Rita Varela, 23 anos, vive na Calçada do Combro, em pleno centro de Lisboa. O T1 que aqui encontrou, a um preço abaixo dos atuais valores do mercado, foi motivo suficiente para que se mudasse de imediato para o centro da cidade. É a sexta casa em que vive em Lisboa – até agora sempre em quartos, uma experiência comum à maioria dos estudantes e a muitos jovens trabalhadores.

Mas o que aqui encontra todos os dias tem feito Rita repensar a sua decisão: o movimento constante durante o dia e o barulho durante a noite, dos turistas, nomeadamente do Alojamento Local em cima da sua casa, mas também a falta de comércio básico onde comprar o que precisa para o dia a dia.

A freguesia da Misericórdia foi a que mais perdeu população: 26% em dez anos, entre 2011 e 2021, e foi também onde mais cresceu o mercado do Alojamento Local (AL). Há lojas que desaparecem para dar lugar a hotéis e outras que serviam a população residente e que, ao longo dos últimos anos, reorientaram o seu negócio para o público turista.

Há dois supermercados nas redondezas, sempre cheios, o que já seria desconfortável. Mas um deles, por ser “express”, pratica preços mais elevados, garante a jovem moradora. E no minimercado à porta, os valores são “absurdos”.

No segundo episódio deste trabalho sobre a habitação em Lisboa, procurámos oferecer contexto. Demos conta do impacto que o Alojamento Local teve na perda de população residente – quer por via dos despejos diretos, quer pelos indiretos.
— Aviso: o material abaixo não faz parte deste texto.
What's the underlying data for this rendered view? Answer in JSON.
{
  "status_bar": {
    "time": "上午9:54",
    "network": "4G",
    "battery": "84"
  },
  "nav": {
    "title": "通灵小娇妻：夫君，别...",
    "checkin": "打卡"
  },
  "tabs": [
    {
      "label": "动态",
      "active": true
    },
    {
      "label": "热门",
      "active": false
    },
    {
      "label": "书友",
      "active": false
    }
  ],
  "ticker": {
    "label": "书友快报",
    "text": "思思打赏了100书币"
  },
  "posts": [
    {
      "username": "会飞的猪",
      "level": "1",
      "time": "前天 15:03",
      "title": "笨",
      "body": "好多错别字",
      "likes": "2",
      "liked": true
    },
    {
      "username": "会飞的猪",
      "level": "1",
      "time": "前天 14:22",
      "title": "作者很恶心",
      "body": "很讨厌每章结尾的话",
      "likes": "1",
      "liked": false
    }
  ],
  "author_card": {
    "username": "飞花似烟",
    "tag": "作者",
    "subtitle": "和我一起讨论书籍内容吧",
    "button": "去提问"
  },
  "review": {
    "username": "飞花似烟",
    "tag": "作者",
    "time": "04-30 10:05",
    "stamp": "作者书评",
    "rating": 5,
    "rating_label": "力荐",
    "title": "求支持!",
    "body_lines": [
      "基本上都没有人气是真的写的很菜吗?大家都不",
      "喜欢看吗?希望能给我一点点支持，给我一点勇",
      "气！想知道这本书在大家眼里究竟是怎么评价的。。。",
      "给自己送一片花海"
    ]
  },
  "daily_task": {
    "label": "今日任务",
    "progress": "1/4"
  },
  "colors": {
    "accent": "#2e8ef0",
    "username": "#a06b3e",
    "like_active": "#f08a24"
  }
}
Neste terceiro e último episódio, apontamos para as soluções – as já experimentadas com sucesso noutras cidades.

14 anos sem recenseamento comercial

É um cenário que se vive em Lisboa e noutras cidades europeias: os centros das cidades voltaram-se para o turismo e isto mudou o comércio, seja pela falada substituição do comércio tradicional por um comércio mais voltado para este novo público que chega às cidades, seja pelas grandes cadeias que podem pagar preços sempre a subir.

Pedro Guimarães, investigador do Centro de estudos Geográficos (CEG) e professor no Instituto de Geografia e Ordenamento do Território (IGOT) da Universidade de Lisboa, explica o processo de gentrificação que a Calçada do Combro – tal como outros pontos da Baixa  – sofreu: “Não se verificou uma diminuição dos estabelecimentos comerciais, o que aconteceu foi uma mudança, e muito rapidamente. O comércio passou a estar orientado para um outro público, e com isto negligencia a população que ainda lá reside.” 

Pedro Guimarães
Pedro Guimarães, especialista em Comércio Urbano. Foto: Líbia Florentino

E porquê? “Não existem políticas de planeamento comercial. Não há ninguém, nenhuma autoridade ou investigador que saiba o que existe em determinada rua da cidade, e isso é preocupante. Para agirmos, temos de saber o que existe. E hoje não se sabe.”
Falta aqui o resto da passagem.